The Government kept on announcing through the various media not to take barley until further investigations were completed. That was sufficient to stop people from buying and taking barley.

In the meanwhile working with the police, we rounded several samples of barley from shops in the affected areas. We noticed that only barley bearing certain markings on their gunny bags was found to contain the insecticide. Some bags were badly soaked with the insecticide. It was then obvious that only a certain batch of barley was the culprit. We recommended all remaining barley from that particular consignment be rounded up and destroyed.

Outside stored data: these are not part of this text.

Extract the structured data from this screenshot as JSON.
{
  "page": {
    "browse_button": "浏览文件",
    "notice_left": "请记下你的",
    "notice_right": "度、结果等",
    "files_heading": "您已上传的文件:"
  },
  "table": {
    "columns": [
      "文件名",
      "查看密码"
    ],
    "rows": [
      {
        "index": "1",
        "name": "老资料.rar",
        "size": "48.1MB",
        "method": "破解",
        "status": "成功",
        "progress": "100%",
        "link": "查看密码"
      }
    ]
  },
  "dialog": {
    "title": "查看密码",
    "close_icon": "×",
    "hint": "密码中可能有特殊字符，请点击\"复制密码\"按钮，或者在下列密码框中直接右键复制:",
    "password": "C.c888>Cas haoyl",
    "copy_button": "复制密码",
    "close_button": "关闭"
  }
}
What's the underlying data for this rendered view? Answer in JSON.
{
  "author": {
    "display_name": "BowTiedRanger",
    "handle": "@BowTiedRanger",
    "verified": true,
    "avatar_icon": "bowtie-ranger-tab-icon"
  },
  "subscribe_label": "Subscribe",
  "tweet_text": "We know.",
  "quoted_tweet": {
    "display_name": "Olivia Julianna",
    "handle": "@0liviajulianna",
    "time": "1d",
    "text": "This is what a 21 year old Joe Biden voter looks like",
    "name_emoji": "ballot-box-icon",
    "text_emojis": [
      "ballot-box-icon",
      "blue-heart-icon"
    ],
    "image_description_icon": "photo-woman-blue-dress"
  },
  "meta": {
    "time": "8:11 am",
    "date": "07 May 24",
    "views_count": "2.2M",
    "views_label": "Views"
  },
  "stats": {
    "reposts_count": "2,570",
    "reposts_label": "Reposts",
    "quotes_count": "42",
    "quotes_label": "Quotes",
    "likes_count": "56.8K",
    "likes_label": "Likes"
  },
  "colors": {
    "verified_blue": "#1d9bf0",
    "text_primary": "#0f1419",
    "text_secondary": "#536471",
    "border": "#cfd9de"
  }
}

There was no resistance or negative response from the public on this issue.

What happened in Singapore also affected the Federation of Malaya. Several Federal Government health statements were reported by all State Health Departments. They also advised their public not to consume barley in any form until investigations are completed. Kuala Lumpur also reported 4 supposedly barley poison cases.

The question still remained to be answered was “ How did the poison get into the barley ?”

Who should be responsible for the deaths of our children? Please see Part Two on this series.

Lee Kum Tatt

2 comments:

joenazir said...

The lab asssitant mentioned, the late Mr. Pwee Sai Cheow is my father-in-law. Btw, his middle name should be spelt SYE instead of SAI.

Lee said...

Joenazir
Thank you for your comment.
We have high respect for Mr. Pwee's technical capabilities. After his retirement from Dept of Chemistry he joined me at SISIR until 1971. Mr. Pwee has contributed a lot to the Department of Chemistry.